[gclist] Finalization and object orientation.

Hans Boehm boehm@hoh.mti.sgi.com
Fri, 28 Mar 1997 15:59:29 -0800

On Mar 28, 12:52pm, Eliot & Linda wrote:
> I wrote:
> > This issue was discussed in Mark Weiser's and my SP&E '88 paper.  Is x seen
> > by the garbage collector during the call to g in
> > { T x; f(x); g("abc"); }
> > For a naive compiler the answer is "yes".  For a CPS-based compiler, the
> > is "no".  For a typical compiler with global register allocation the answer
> > "maybe".
> Right. But which is more important, being able to rely on finalization,
> or
> speed?  Its certainly undecidable whether the performance gained by
> optimizations that break decidable reachability outweigh those gained
> through program simplifications made possible by decidable reachability!
> Take the non-termination example
> 	v := e. c(); e
> where c may not terminate.
> You're the expert here, but it seems to me that except in the above
> example
> the cost of providing decidable reachability, e.g. by nilling registers
> is minimal.
For languages other than Smalltalk, we still have to agree on how we define
reachability.  I think we're now talking about a
definition based on the transitive closure of the points-to relation, possibly
because of reflection in the language.  Assuming we can define the points-to
relation, this still depends on the root set.  It sounds like in Smalltalk this
includes all in-scope variables plus temporaries on the evaluation stack.
SML of NJ very explicitly makes a different choice, because they found that
this could cause too much memory to be retained.  The definition based on
continuation-passing-style avoids treating dead variables as roots.

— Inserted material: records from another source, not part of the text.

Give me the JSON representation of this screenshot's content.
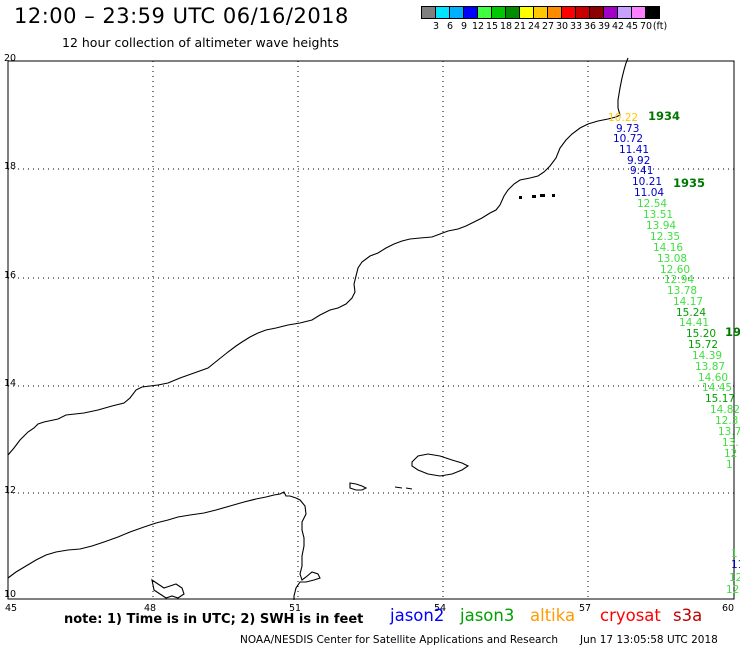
{
  "header": {
    "title": "12:00 – 23:59 UTC 06/16/2018",
    "subtitle": "12 hour collection of altimeter wave heights"
  },
  "colorbar": {
    "colors": [
      "#7f7f7f",
      "#00e5ff",
      "#00b0ff",
      "#0000ff",
      "#40ff40",
      "#00c800",
      "#008c00",
      "#ffff00",
      "#ffc800",
      "#ff8c00",
      "#ff0000",
      "#c80000",
      "#8c0000",
      "#a000c8",
      "#c8a0ff",
      "#ff80ff",
      "#000000"
    ],
    "labels": [
      "3",
      "6",
      "9",
      "12",
      "15",
      "18",
      "21",
      "24",
      "27",
      "30",
      "33",
      "36",
      "39",
      "42",
      "45",
      "70",
      "(ft)"
    ]
  },
  "axes": {
    "x_ticks": [
      "45",
      "48",
      "51",
      "54",
      "57",
      "60"
    ],
    "y_ticks": [
      "20",
      "18",
      "16",
      "14",
      "12",
      "10"
    ]
  },
  "time_labels": [
    {
      "text": "1934",
      "color": "#007800"
    },
    {
      "text": "1935",
      "color": "#007800"
    },
    {
      "text": "19",
      "color": "#007800"
    }
  ],
  "wave_readings": [
    {
      "text": "10.22",
      "color": "#ffc800"
    },
    {
      "text": "9.73",
      "color": "#0000c8"
    },
    {
      "text": "10.72",
      "color": "#0000c8"
    },
    {
      "text": "11.41",
      "color": "#0000c8"
    },
    {
      "text": "9.92",
      "color": "#0000c8"
    },
    {
      "text": "9.41",
      "color": "#0000c8"
    },
    {
      "text": "10.21",
      "color": "#0000c8"
    },
    {
      "text": "11.04",
      "color": "#0000c8"
    },
    {
      "text": "12.54",
      "color": "#40e040"
    },
    {
      "text": "13.51",
      "color": "#40e040"
    },
    {
      "text": "13.94",
      "color": "#40e040"
    },
    {
      "text": "12.35",
      "color": "#40e040"
    },
    {
      "text": "14.16",
      "color": "#40e040"
    },
    {
      "text": "13.08",
      "color": "#40e040"
    },
    {
      "text": "12.60",
      "color": "#40e040"
    },
    {
      "text": "12.94",
      "color": "#40e040"
    },
    {
      "text": "13.78",
      "color": "#40e040"
    },
    {
      "text": "14.17",
      "color": "#40e040"
    },
    {
      "text": "15.24",
      "color": "#00a000"
    },
    {
      "text": "14.41",
      "color": "#40e040"
    },
    {
      "text": "15.20",
      "color": "#00a000"
    },
    {
      "text": "15.72",
      "color": "#00a000"
    },
    {
      "text": "14.39",
      "color": "#40e040"
    },
    {
      "text": "13.87",
      "color": "#40e040"
    },
    {
      "text": "14.60",
      "color": "#40e040"
    },
    {
      "text": "14.45",
      "color": "#40e040"
    },
    {
      "text": "15.17",
      "color": "#00a000"
    },
    {
      "text": "14.82",
      "color": "#40e040"
    },
    {
      "text": "12.3",
      "color": "#40e040"
    },
    {
      "text": "13.7",
      "color": "#40e040"
    },
    {
      "text": "13.",
      "color": "#40e040"
    },
    {
      "text": "12",
      "color": "#40e040"
    },
    {
      "text": "1",
      "color": "#40e040"
    },
    {
      "text": "1",
      "color": "#40e040"
    },
    {
      "text": "11",
      "color": "#0000c8"
    },
    {
      "text": "12",
      "color": "#40e040"
    },
    {
      "text": "12.",
      "color": "#40e040"
    }
  ],
  "footer": {
    "note": "note: 1) Time is in UTC; 2) SWH is in feet",
    "legend": [
      {
        "text": "jason2",
        "color": "#0000ff"
      },
      {
        "text": "jason3",
        "color": "#00a000"
      },
      {
        "text": "altika",
        "color": "#ff9a00"
      },
      {
        "text": "cryosat",
        "color": "#ff0000"
      },
      {
        "text": "s3a",
        "color": "#c00000"
      }
    ],
    "credit": "NOAA/NESDIS Center for Satellite Applications and Research",
    "stamp": "Jun 17 13:05:58 UTC 2018"
  }
}
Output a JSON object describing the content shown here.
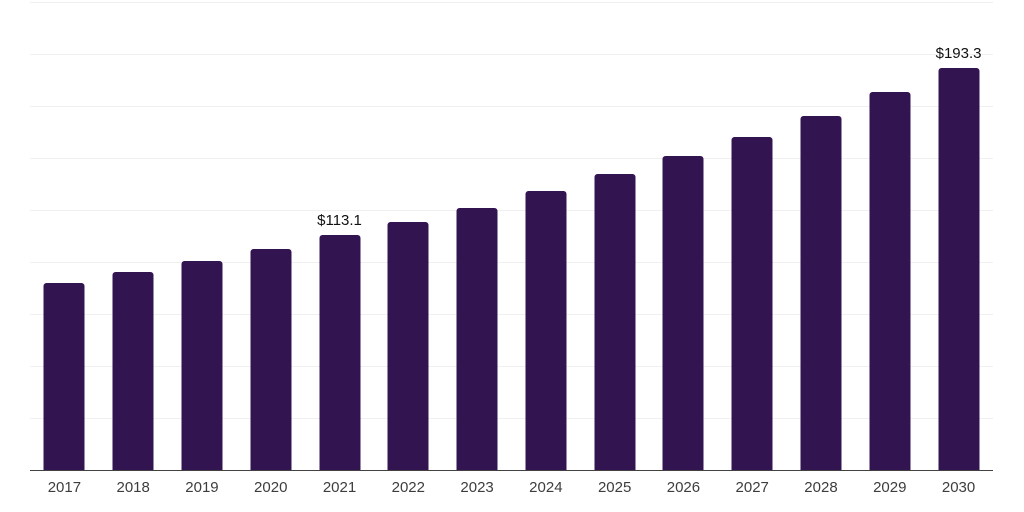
{
  "chart_data": {
    "type": "bar",
    "categories": [
      "2017",
      "2018",
      "2019",
      "2020",
      "2021",
      "2022",
      "2023",
      "2024",
      "2025",
      "2026",
      "2027",
      "2028",
      "2029",
      "2030"
    ],
    "values": [
      89.9,
      95.1,
      100.3,
      106.3,
      113.1,
      119.4,
      126.2,
      134.3,
      142.2,
      150.9,
      160.0,
      170.4,
      181.6,
      193.3
    ],
    "data_labels": {
      "2021": "$113.1",
      "2030": "$193.3"
    },
    "ylim": [
      0,
      225
    ],
    "gridline_step": 25,
    "grid": "horizontal",
    "legend": "none",
    "y_tick_labels_visible": false,
    "colors": {
      "bar": "#321450",
      "gridline": "#f0f0f0",
      "axis": "#424242",
      "tick_label": "#3d3d3d",
      "data_label": "#111111",
      "background": "#ffffff"
    }
  }
}
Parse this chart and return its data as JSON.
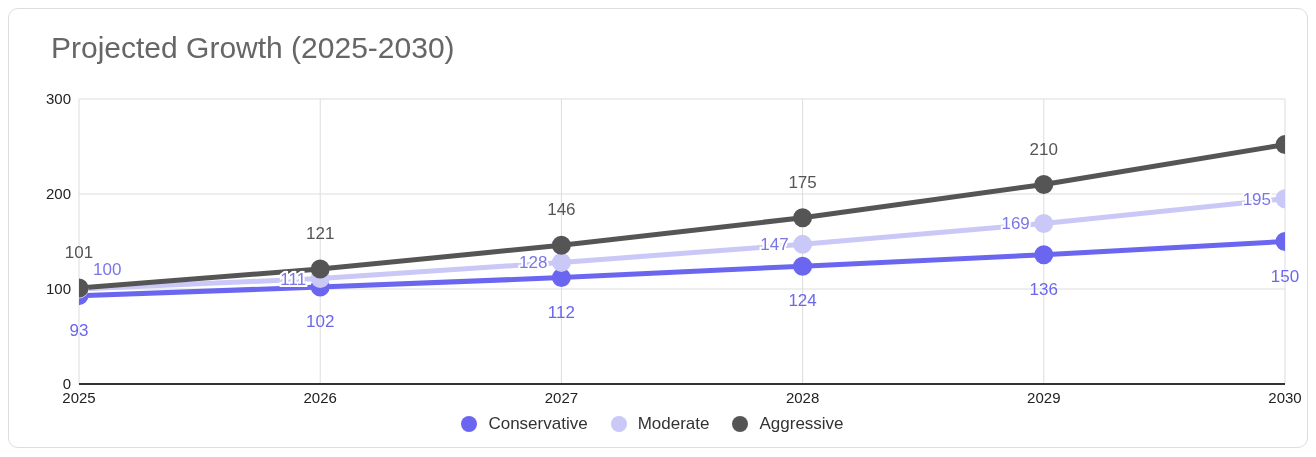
{
  "chart_data": {
    "type": "line",
    "title": "Projected Growth (2025-2030)",
    "x": [
      2025,
      2026,
      2027,
      2028,
      2029,
      2030
    ],
    "xlim": [
      2025,
      2030
    ],
    "xticks": [
      2025,
      2026,
      2027,
      2028,
      2029,
      2030
    ],
    "ylim": [
      0,
      300
    ],
    "yticks": [
      0,
      100,
      200,
      300
    ],
    "grid": true,
    "legend": "bottom",
    "marker": "circle",
    "series": [
      {
        "name": "Conservative",
        "color": "#6b66f0",
        "values": [
          93,
          102,
          112,
          124,
          136,
          150
        ],
        "value_labels": [
          "93",
          "102",
          "112",
          "124",
          "136",
          "150"
        ]
      },
      {
        "name": "Moderate",
        "color": "#c9c8f7",
        "values": [
          100,
          111,
          128,
          147,
          169,
          195
        ],
        "value_labels": [
          "100",
          "111",
          "128",
          "147",
          "169",
          "195"
        ]
      },
      {
        "name": "Aggressive",
        "color": "#555555",
        "values": [
          101,
          121,
          146,
          175,
          210,
          252
        ],
        "value_labels": [
          "101",
          "121",
          "146",
          "175",
          "210",
          null
        ]
      }
    ]
  }
}
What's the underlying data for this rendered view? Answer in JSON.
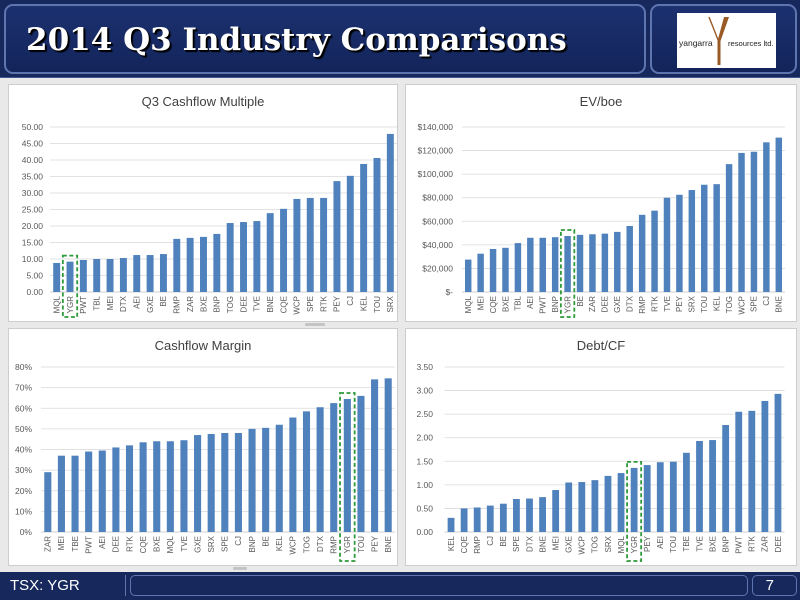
{
  "slide": {
    "title": "2014 Q3 Industry Comparisons",
    "logo": {
      "name_left": "yangarra",
      "mark": "Y",
      "name_right": "resources ltd."
    },
    "footer": {
      "ticker": "TSX: YGR",
      "page_number": "7"
    }
  },
  "colors": {
    "header_bg": "#16285c",
    "frame_border": "#5f75b0",
    "bar": "#4f81bd",
    "gridline": "#d9d9d9",
    "axis": "#bfbfbf",
    "highlight": "#2e9a3a",
    "logo_mark": "#9a5a26"
  },
  "chart_data": [
    {
      "type": "bar",
      "title": "Q3 Cashflow Multiple",
      "categories": [
        "MQL",
        "YGR",
        "PWT",
        "TBL",
        "MEI",
        "DTX",
        "AEI",
        "GXE",
        "BE",
        "RMP",
        "ZAR",
        "BXE",
        "BNP",
        "TOG",
        "DEE",
        "TVE",
        "BNE",
        "CQE",
        "WCP",
        "SPE",
        "RTK",
        "PEY",
        "CJ",
        "KEL",
        "TOU",
        "SRX"
      ],
      "values": [
        8.8,
        9.2,
        9.7,
        10.0,
        10.0,
        10.3,
        11.2,
        11.2,
        11.5,
        16.1,
        16.4,
        16.7,
        17.6,
        20.9,
        21.2,
        21.5,
        23.9,
        25.2,
        28.2,
        28.5,
        28.5,
        33.6,
        35.2,
        38.8,
        40.6,
        47.9
      ],
      "ylim": [
        0,
        50
      ],
      "yticks": [
        "0.00",
        "5.00",
        "10.00",
        "15.00",
        "20.00",
        "25.00",
        "30.00",
        "35.00",
        "40.00",
        "45.00",
        "50.00"
      ],
      "grid": true,
      "legend": false,
      "highlighted_category": "YGR"
    },
    {
      "type": "bar",
      "title": "EV/boe",
      "categories": [
        "MQL",
        "MEI",
        "CQE",
        "BXE",
        "TBL",
        "AEI",
        "PWT",
        "BNP",
        "YGR",
        "BE",
        "ZAR",
        "DEE",
        "GXE",
        "DTX",
        "RMP",
        "RTK",
        "TVE",
        "PEY",
        "SRX",
        "TOU",
        "KEL",
        "TOG",
        "WCP",
        "SPE",
        "CJ",
        "BNE"
      ],
      "values": [
        27500,
        32500,
        36500,
        37500,
        41500,
        46000,
        46000,
        46500,
        47500,
        48500,
        49000,
        49500,
        51000,
        56000,
        65500,
        69000,
        80000,
        82500,
        86500,
        91000,
        91500,
        108500,
        118000,
        119000,
        127000,
        131000
      ],
      "ylim": [
        0,
        140000
      ],
      "yticks": [
        "$-",
        "$20,000",
        "$40,000",
        "$60,000",
        "$80,000",
        "$100,000",
        "$120,000",
        "$140,000"
      ],
      "grid": true,
      "legend": false,
      "highlighted_category": "YGR"
    },
    {
      "type": "bar",
      "title": "Cashflow Margin",
      "categories": [
        "ZAR",
        "MEI",
        "TBE",
        "PWT",
        "AEI",
        "DEE",
        "RTK",
        "CQE",
        "BXE",
        "MQL",
        "TVE",
        "GXE",
        "SRX",
        "SPE",
        "CJ",
        "BNP",
        "BE",
        "KEL",
        "WCP",
        "TOG",
        "DTX",
        "RMP",
        "YGR",
        "TOU",
        "PEY",
        "BNE"
      ],
      "values": [
        29,
        37,
        37,
        39,
        39.5,
        41,
        42,
        43.5,
        44,
        44,
        44.5,
        47,
        47.5,
        48,
        48,
        50,
        50.5,
        52,
        55.5,
        58.5,
        60.5,
        62.5,
        64.5,
        66,
        74,
        74.5
      ],
      "ylim": [
        0,
        80
      ],
      "yticks": [
        "0%",
        "10%",
        "20%",
        "30%",
        "40%",
        "50%",
        "60%",
        "70%",
        "80%"
      ],
      "grid": true,
      "legend": false,
      "highlighted_category": "YGR"
    },
    {
      "type": "bar",
      "title": "Debt/CF",
      "categories": [
        "KEL",
        "CQE",
        "RMP",
        "CJ",
        "BE",
        "SPE",
        "DTX",
        "BNE",
        "MEI",
        "GXE",
        "WCP",
        "TOG",
        "SRX",
        "MQL",
        "YGR",
        "PEY",
        "AEI",
        "TOU",
        "TBE",
        "TVE",
        "BXE",
        "BNP",
        "PWT",
        "RTK",
        "ZAR",
        "DEE"
      ],
      "values": [
        0.3,
        0.5,
        0.52,
        0.56,
        0.6,
        0.7,
        0.71,
        0.74,
        0.89,
        1.05,
        1.06,
        1.1,
        1.19,
        1.25,
        1.36,
        1.42,
        1.48,
        1.49,
        1.68,
        1.93,
        1.95,
        2.27,
        2.55,
        2.57,
        2.78,
        2.93
      ],
      "ylim": [
        0,
        3.5
      ],
      "yticks": [
        "0.00",
        "0.50",
        "1.00",
        "1.50",
        "2.00",
        "2.50",
        "3.00",
        "3.50"
      ],
      "grid": true,
      "legend": false,
      "highlighted_category": "YGR"
    }
  ]
}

Our conservative collector effectively does something incomparable to the
Smalltalk approach.  Some other memory may be ratained.  But some dead
variables are not scanned.

If we pick a definition, we can then ask about the cost of sticking to it
and guaranteeing that memory usage will never exceed the total reachable
storage size by more than a constant, and objects become finalizable as
expected.  I would guess the cost varies a lot, depending on the circumstances.
 My guess is that the cost of clearing variables when a scope is exited is not
huge, but significant.  The cost of not reusing registers containing dead but
in-scope variables is probably higher.  I'm quite sure that neither of them
would be considered acceptable by the compiler group here.

There are cases in which the cost involves much more than clearing variables,
even with the Smalltalk definition, though I'm not sure how much of a problem
that is if you only want finalizability "guarantees".  For a memory usage based
example, consider in a language that supports bignums, with builtin

	x := 17**n mod 217; f(); y := 17**n;

10**n can no longer be treated as a common subexpression, since doing
so can change the space complexity of the program.

My impression from Andrew Appel's group is that maintaining asymptotic space
complexity (with the CPS definition of reachability) is neither free nor
intolerably expensive.  It does inhibit some optimizations, and make it much
harder to get the compiler right.

> > There has been a significant amount of work on this kind of issue,
> > in the context of ML and logic programming languages.  (E.g. there was a
> > a few years back claiming significant space improvements in ML by treating
> > variables and data structure components with unconstrained type as dead.
> > their type is unknown, they can'e be used for anything.  They can be safely
> > reclaimed, in spite of the fact that this leaves "dangling" pointers.
 Appel is
> > careful to define a CPS-based notion of reachability for SML of NJ in order
> > avoid some problems they observed with early versions of their system.)
> Are you referring to
> 	Benjamin Goldberg: Tag-Free Garbage Collection for
> 	Strongly Typed Programming Languages. 165-176, PLDI 91
> (right next to your Mostly Parallel paper - shades of Princes Bride :))?
> Seems a little different, but with the Tag-free scheme in the above,
> ignoring the non-termination case, reachability is decidable from all
> call-points in the program, no?

Unfortunately, I don't have my Proceedings handy.  I think I'm referring to a
later paper that expanded on this idea.  If nobody else volunteers the
reference, I'll track it down later.

Effectively this scheme uses yet another definition of reachability, which is
an approximation of the one in the Java definition.  The type-based notion of
reachability is decidable.  But I don't think it's something you want to put in
a language definition.


Hans-Juergen Boehm